From up high, the world is better, because from here we don’t have to be reminded of our insignificance. The mountains aren’t so tall. Man’s structures aren’t so imposing. The people down there are just drops of color roving along the sand.
Tomorrow I’m leaving and going back to France. I was planning on going to Barcelona and potentially even Madrid, but as soon as I arrived I read the news that Germany had placed small restrictions on travel to the country from Spain, and that France was warning people against entering.
As Spain sees a continued growth in the number of COVID infections, I really had no better option than to immediately book a return bus into France before any new restrictions come up. It’s a shame, especially because I’ve longed to visit Barcelona ever since I’ve read “Shadow of the Wind” by Carlos Ruiz Zafon, which paints the city in a sweeping, gothic tone. I wanted to visit places referenced in the book. There’s even an entire special Google Map I was going to use. So it goes.

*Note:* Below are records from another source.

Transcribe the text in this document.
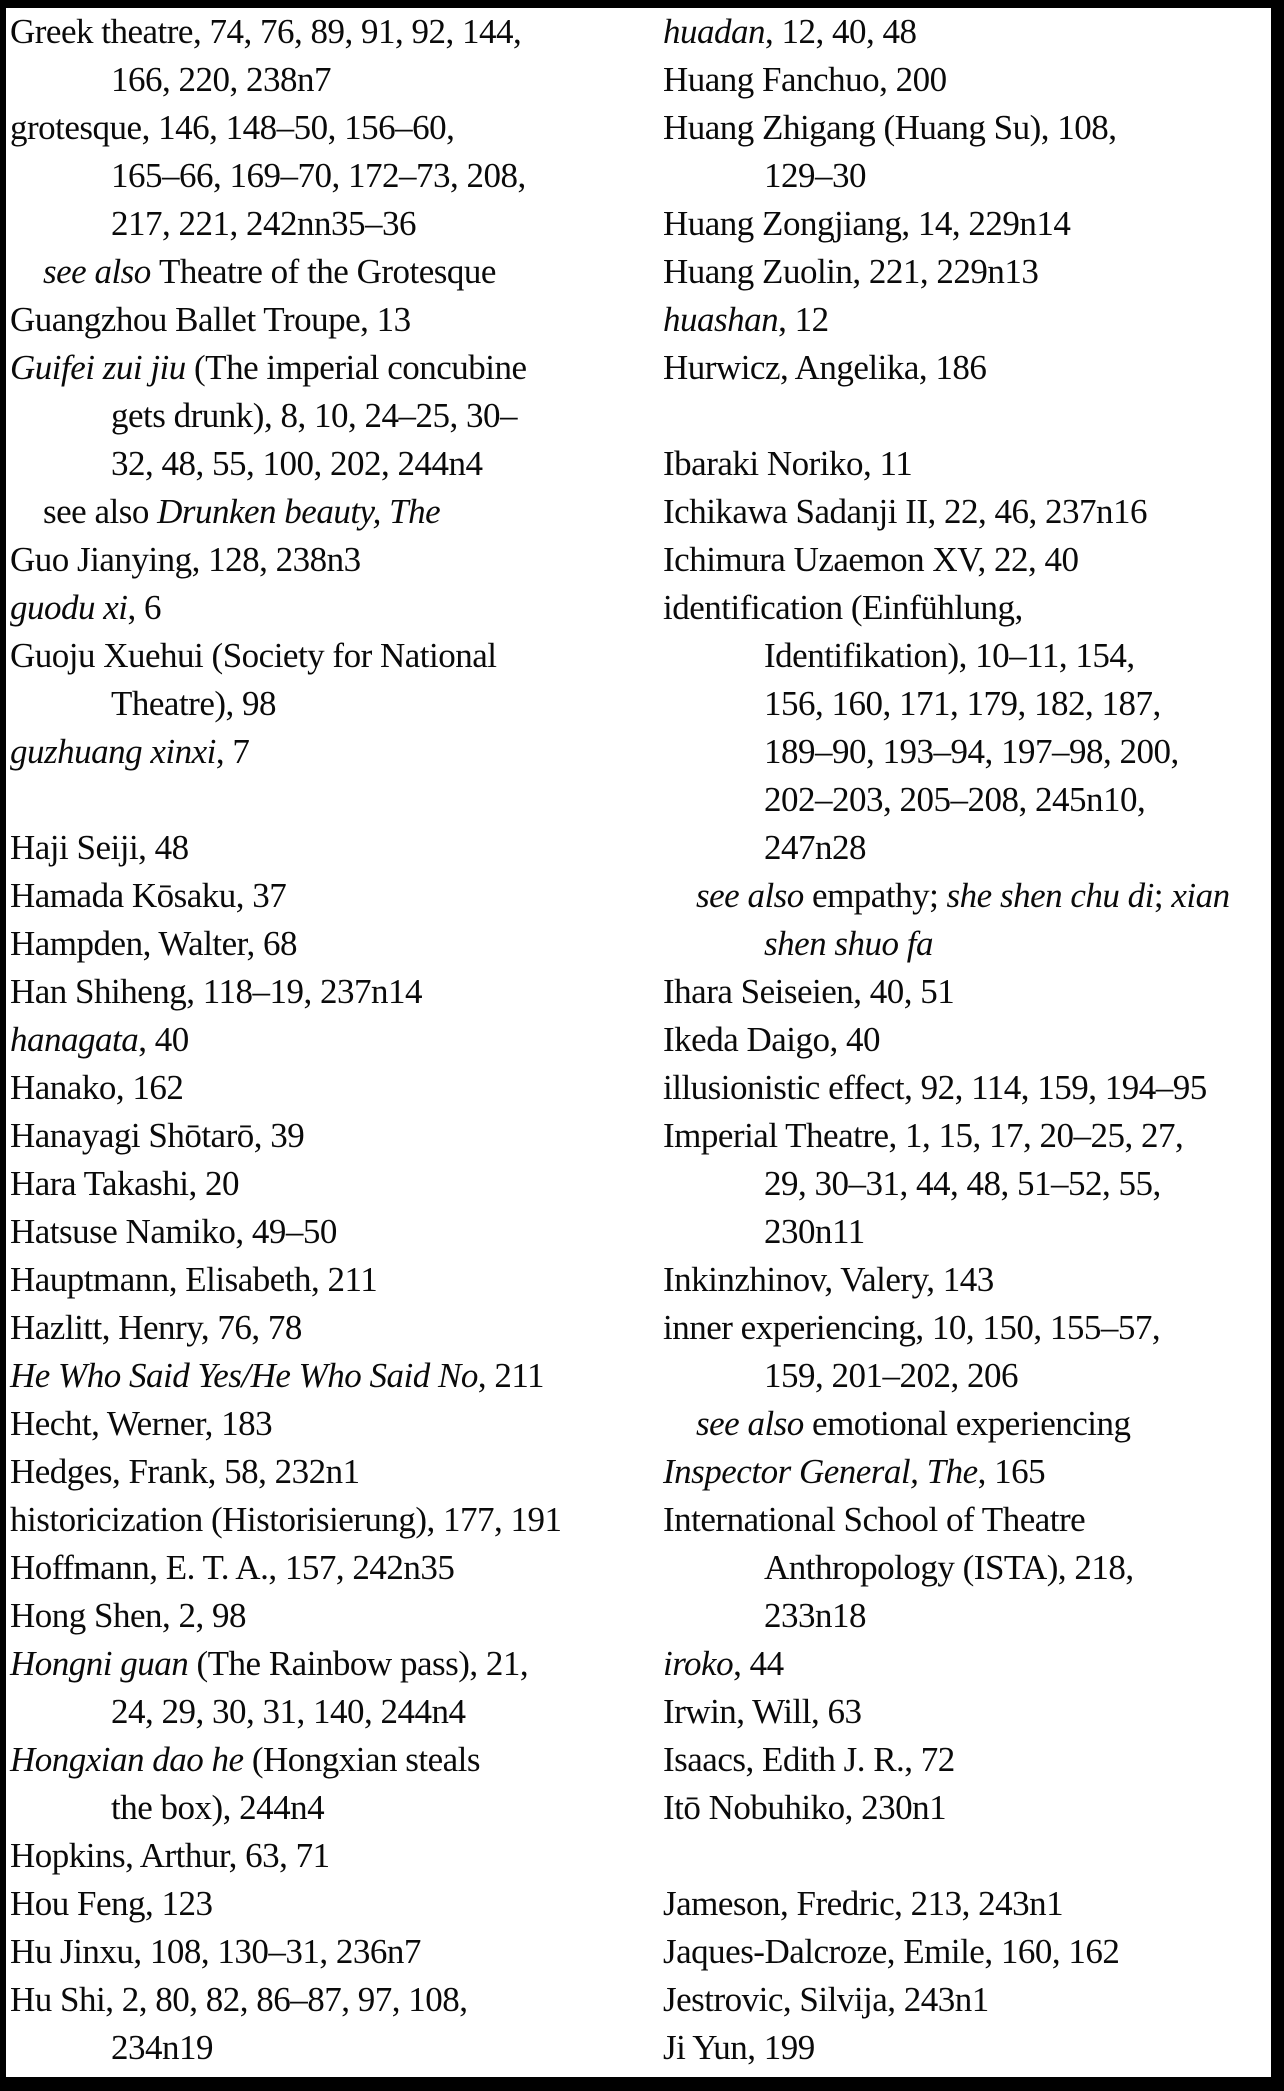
Greek theatre, 74, 76, 89, 91, 92, 144,
166, 220, 238n7
grotesque, 146, 148–50, 156–60,
165–66, 169–70, 172–73, 208,
217, 221, 242nn35–36
see also Theatre of the Grotesque
Guangzhou Ballet Troupe, 13
Guifei zui jiu (The imperial concubine
gets drunk), 8, 10, 24–25, 30–
32, 48, 55, 100, 202, 244n4
see also Drunken beauty, The
Guo Jianying, 128, 238n3
guodu xi, 6
Guoju Xuehui (Society for National
Theatre), 98
guzhuang xinxi, 7
Haji Seiji, 48
Hamada Kōsaku, 37
Hampden, Walter, 68
Han Shiheng, 118–19, 237n14
hanagata, 40
Hanako, 162
Hanayagi Shōtarō, 39
Hara Takashi, 20
Hatsuse Namiko, 49–50
Hauptmann, Elisabeth, 211
Hazlitt, Henry, 76, 78
He Who Said Yes/He Who Said No, 211
Hecht, Werner, 183
Hedges, Frank, 58, 232n1
historicization (Historisierung), 177, 191
Hoffmann, E. T. A., 157, 242n35
Hong Shen, 2, 98
Hongni guan (The Rainbow pass), 21,
24, 29, 30, 31, 140, 244n4
Hongxian dao he (Hongxian steals
the box), 244n4
Hopkins, Arthur, 63, 71
Hou Feng, 123
Hu Jinxu, 108, 130–31, 236n7
Hu Shi, 2, 80, 82, 86–87, 97, 108,
234n19
huadan, 12, 40, 48
Huang Fanchuo, 200
Huang Zhigang (Huang Su), 108,
129–30
Huang Zongjiang, 14, 229n14
Huang Zuolin, 221, 229n13
huashan, 12
Hurwicz, Angelika, 186
Ibaraki Noriko, 11
Ichikawa Sadanji II, 22, 46, 237n16
Ichimura Uzaemon XV, 22, 40
identification (Einfühlung,
Identifikation), 10–11, 154,
156, 160, 171, 179, 182, 187,
189–90, 193–94, 197–98, 200,
202–203, 205–208, 245n10,
247n28
see also empathy; she shen chu di; xian
shen shuo fa
Ihara Seiseien, 40, 51
Ikeda Daigo, 40
illusionistic effect, 92, 114, 159, 194–95
Imperial Theatre, 1, 15, 17, 20–25, 27,
29, 30–31, 44, 48, 51–52, 55,
230n11
Inkinzhinov, Valery, 143
inner experiencing, 10, 150, 155–57,
159, 201–202, 206
see also emotional experiencing
Inspector General, The, 165
International School of Theatre
Anthropology (ISTA), 218,
233n18
iroko, 44
Irwin, Will, 63
Isaacs, Edith J. R., 72
Itō Nobuhiko, 230n1
Jameson, Fredric, 213, 243n1
Jaques-Dalcroze, Emile, 160, 162
Jestrovic, Silvija, 243n1
Ji Yun, 199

So I didn’t want to immediately run back into France and give up what little time I had here. I’ve swam in the strangely cool, navy waters of the bay and turned my face as crimson as a strawberry from being out in the sun. I watched people on the beach, men and women both going topless. I watched and saw ways people express their love that goes beyond physical intimacy, or even words.

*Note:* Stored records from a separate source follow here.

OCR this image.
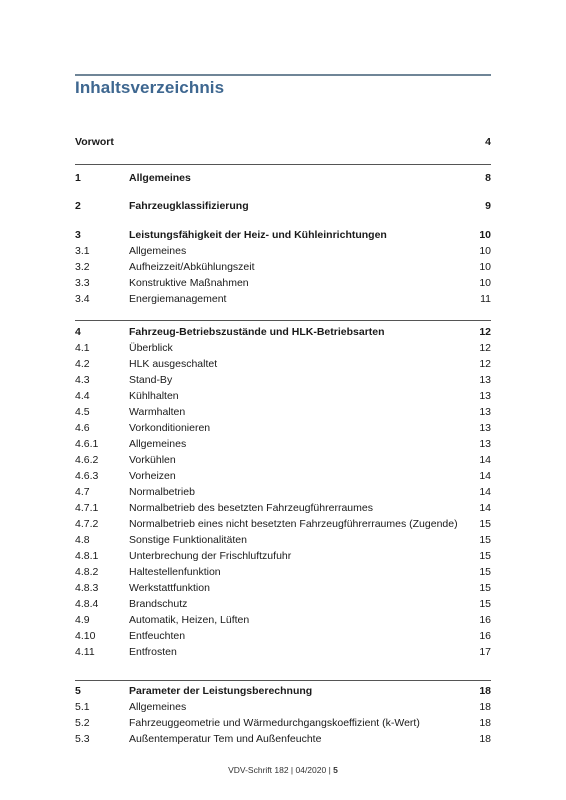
Inhaltsverzeichnis
Vorwort	4
1	Allgemeines	8
2	Fahrzeugklassifizierung	9
3	Leistungsfähigkeit der Heiz- und Kühleinrichtungen	10
3.1	Allgemeines	10
3.2	Aufheizzeit/Abkühlungszeit	10
3.3	Konstruktive Maßnahmen	10
3.4	Energiemanagement	11
4	Fahrzeug-Betriebszustände und HLK-Betriebsarten	12
4.1	Überblick	12
4.2	HLK ausgeschaltet	12
4.3	Stand-By	13
4.4	Kühlhalten	13
4.5	Warmhalten	13
4.6	Vorkonditionieren	13
4.6.1	Allgemeines	13
4.6.2	Vorkühlen	14
4.6.3	Vorheizen	14
4.7	Normalbetrieb	14
4.7.1	Normalbetrieb des besetzten Fahrzeugführerraumes	14
4.7.2	Normalbetrieb eines nicht besetzten Fahrzeugführerraumes (Zugende) 15
4.8	Sonstige Funktionalitäten	15
4.8.1	Unterbrechung der Frischluftzufuhr	15
4.8.2	Haltestellenfunktion	15
4.8.3	Werkstattfunktion	15
4.8.4	Brandschutz	15
4.9	Automatik, Heizen, Lüften	16
4.10	Entfeuchten	16
4.11	Entfrosten	17
5	Parameter der Leistungsberechnung	18
5.1	Allgemeines	18
5.2	Fahrzeuggeometrie und Wärmedurchgangskoeffizient (k-Wert)	18
5.3	Außentemperatur Tem und Außenfeuchte	18
VDV-Schrift 182 | 04/2020 | 5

On Donastia’s beaches, a common activity you’ll see people doing is paddle ball, just hitting it back and forth with the leisurely nature of a game of catch. One man, an old fellow who had a laborer’s wide body and had become a little paunchy in his midsection as he’s aged, paddled a ball to a woman, younger than him, it seemed, a black one piece bathing suit decorated in vines and flowers. Is it his wife? She seems a little young for him, but that doesn’t mean anything. It could be his daughter, or maybe even just a friend. The one thing that I know about this man is that he loves this woman, in some way. It’s the way he hits the ball to her, always to his left side, every time. I look at her, trying to tell which is her dominant hand, and she holds the racket in her left. He’s precise, always hitting it to the same spot on her side. She tries, but less skilled, it comes at him at strange angles. He hits a high lob to her, and she sends it to the ground by the man’s feet. An “eyyy” of disappointment, but he’s not blaming her, he’s blaming himself for not being fast enough. It’s like that for every ball that lands a bit too short.

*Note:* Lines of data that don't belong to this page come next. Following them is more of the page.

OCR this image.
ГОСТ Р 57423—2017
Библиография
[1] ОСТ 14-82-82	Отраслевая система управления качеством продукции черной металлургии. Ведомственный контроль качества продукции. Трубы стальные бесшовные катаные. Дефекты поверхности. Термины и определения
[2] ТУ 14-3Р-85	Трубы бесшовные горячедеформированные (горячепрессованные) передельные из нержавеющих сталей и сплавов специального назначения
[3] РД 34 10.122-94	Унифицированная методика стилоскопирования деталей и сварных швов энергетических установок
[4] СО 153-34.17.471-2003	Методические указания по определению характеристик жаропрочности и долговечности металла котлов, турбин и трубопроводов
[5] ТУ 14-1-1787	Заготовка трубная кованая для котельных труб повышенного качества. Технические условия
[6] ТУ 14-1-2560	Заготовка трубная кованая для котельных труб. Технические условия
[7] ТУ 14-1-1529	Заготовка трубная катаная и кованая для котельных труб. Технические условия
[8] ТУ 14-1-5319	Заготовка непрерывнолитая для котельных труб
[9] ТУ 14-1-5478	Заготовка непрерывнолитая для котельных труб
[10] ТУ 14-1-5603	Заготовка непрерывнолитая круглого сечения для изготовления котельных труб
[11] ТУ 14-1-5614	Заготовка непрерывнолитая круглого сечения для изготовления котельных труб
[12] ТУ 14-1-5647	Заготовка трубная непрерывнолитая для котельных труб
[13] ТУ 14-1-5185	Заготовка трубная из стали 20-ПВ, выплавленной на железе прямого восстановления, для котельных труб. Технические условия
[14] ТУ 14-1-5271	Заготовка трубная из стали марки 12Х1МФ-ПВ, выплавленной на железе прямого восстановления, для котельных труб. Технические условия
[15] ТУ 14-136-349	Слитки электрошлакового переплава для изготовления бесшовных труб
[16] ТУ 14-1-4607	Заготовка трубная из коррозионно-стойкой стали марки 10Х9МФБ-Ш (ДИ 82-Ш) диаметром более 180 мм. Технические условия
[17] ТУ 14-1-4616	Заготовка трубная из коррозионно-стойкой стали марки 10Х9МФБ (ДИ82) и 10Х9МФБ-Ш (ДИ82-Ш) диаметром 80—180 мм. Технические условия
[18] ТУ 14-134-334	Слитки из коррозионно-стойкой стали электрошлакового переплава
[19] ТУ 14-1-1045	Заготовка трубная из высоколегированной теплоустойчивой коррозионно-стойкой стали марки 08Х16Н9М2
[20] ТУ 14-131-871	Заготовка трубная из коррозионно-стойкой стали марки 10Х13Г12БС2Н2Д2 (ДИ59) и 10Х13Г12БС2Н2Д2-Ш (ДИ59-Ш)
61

There’s a lot of those emotions, of young couples sitting together, holding hands, arms, each other. It’s not hard to see why Spain’s COVID numbers are going up when I walk down one alleyway in the Old Town, where there are a huge numbers of tapas bars (in Basque country the tapas are called pintxos and they’re slightly different from their Spanish counterparts) and there was a wall of young people lining the thin street with beers in their hands, practically all without masks. The COVID numbers are allegedly rising, according to Spanish officials, because of young, unvaccinated people trying to enjoy summer delights despite the pandemic. It is a shame then, because I won’t be enjoying it with them.
So things have changed pretty significantly. My new plan is to go to Toulouse and then to Marseilles before going north into Switzerland, starting with Geneva. After that it’s onto Germany and then north and north until I hopefully make it to Copenhagen. Let’s see if it works out.